The content of this blog is my personal opinion only. Although I am an employee - currently of Nvidia, in the past of other companies such as Iagination Technologies, MIPS, Intellectual Ventures, Intel, AMD, Motorola, and Gould - I reveal this only so that the reader may account for any possible bias I may have towards my employer's products. The statements I make here in no way represent my employer's position, nor am I authorized to speak on behalf of my employer. In fact, this posting may not even represent my personal opinion, since occasionally I play devil's advocate.

See http://docs.google.com/View?id=dcxddbtr_23cg5thdfj for photo credits.

Monday, May 18, 2009

git usage model - individual files, subdirs

My attempts o use git are running into usage model problems.

As mentioned before, I have checked two diverged CVS trees into different branches of the same git repository. I want to merge the branches - but not all at once. I want to merge on a file by file, directory by directory, subprobject by subproject, basis, testing as I go.

Unfortunately, apparently git-merge is all or nothing. It merges all of the files in a branch, but does not have the option of merging one at a time.

I.e. it does not seem to have the ability to do what in CVS might look like

cvs update -rbranch1
cvs update -jbranch2 foo.c
cvs ci

merging only foo.c

This is the rub. Git seems only capable of treating the entire repo, the entire branch, as an object, whereas I look on files, directories, etc. as potential subobjects.

I am falling back to checking out two different git repos for the branches, and merging "manually" by copying files from one to the other. But this sucks.


Mark Seaborn said...

Yep, that's the problem with Git's data model. As far as I know, all the decentralised SCMs have the same basic history-is-a-DAG model, so the same will apply to Bazaar. I'm not familiar with Mercurial, but I suspect it will apply there too.

The exception is Darcs, which has a set-of-patches model.

You could try merging a subdirectory without creating a merge commit ("git reset" before "git commit", I think). i.e. Create a commit with a single parent. Git won't track the fact that you did the merge (merge tracking is all-repository-or-nothing). When you have merged all the subdirectories, a proper full-repository Git merge will be trivial.

AndyGlew said...

Thanks for your comment and suggestion, Mark.

Q: how did you happen to come across my blog? Just curious. Googling for git?

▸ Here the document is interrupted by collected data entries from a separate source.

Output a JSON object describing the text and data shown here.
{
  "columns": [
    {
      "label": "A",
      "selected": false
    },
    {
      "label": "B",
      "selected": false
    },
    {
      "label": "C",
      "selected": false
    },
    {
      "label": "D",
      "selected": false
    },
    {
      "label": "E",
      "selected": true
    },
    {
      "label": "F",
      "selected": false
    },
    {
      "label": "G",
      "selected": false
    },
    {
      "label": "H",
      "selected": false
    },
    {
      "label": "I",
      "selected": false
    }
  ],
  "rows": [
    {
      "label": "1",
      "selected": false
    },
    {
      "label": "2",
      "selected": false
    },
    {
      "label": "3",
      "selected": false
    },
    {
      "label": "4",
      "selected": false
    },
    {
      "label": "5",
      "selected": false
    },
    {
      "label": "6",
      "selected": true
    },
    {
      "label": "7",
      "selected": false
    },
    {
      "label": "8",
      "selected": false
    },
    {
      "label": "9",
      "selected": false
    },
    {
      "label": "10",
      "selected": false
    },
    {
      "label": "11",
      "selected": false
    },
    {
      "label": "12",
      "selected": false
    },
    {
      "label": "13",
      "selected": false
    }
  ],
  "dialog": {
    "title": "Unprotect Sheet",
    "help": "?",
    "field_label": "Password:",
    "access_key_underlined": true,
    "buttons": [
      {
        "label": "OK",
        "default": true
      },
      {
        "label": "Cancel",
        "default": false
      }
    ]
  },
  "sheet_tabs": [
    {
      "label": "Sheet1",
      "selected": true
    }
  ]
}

I think that I am just going to merge onto one (or both) or my live branches, and tag when merged. Eventually, I hope to have merged everything... Problem with this approach is that it encourages subsequent spontaneous re-divergences, because it does not identify objects that should be shared between branches from the merge point on.

I suppose I could also create git submodules, which are really a form of shared object. But git submodules are not exactly lightweight or elegant. Almost as bad as CVS modules. That's another post.

Terminology: I do not think that the problem is "history is a DAG". The problem is that history is a DAG, where a node is a contour, i.e. a set of objects.

We could have history is a dag, where nodes are objects, individual files. Then you could draw a boundary around the set of nodes that comprise a version of the entire project. If you collapsed such a meta-node, you would have the current graph.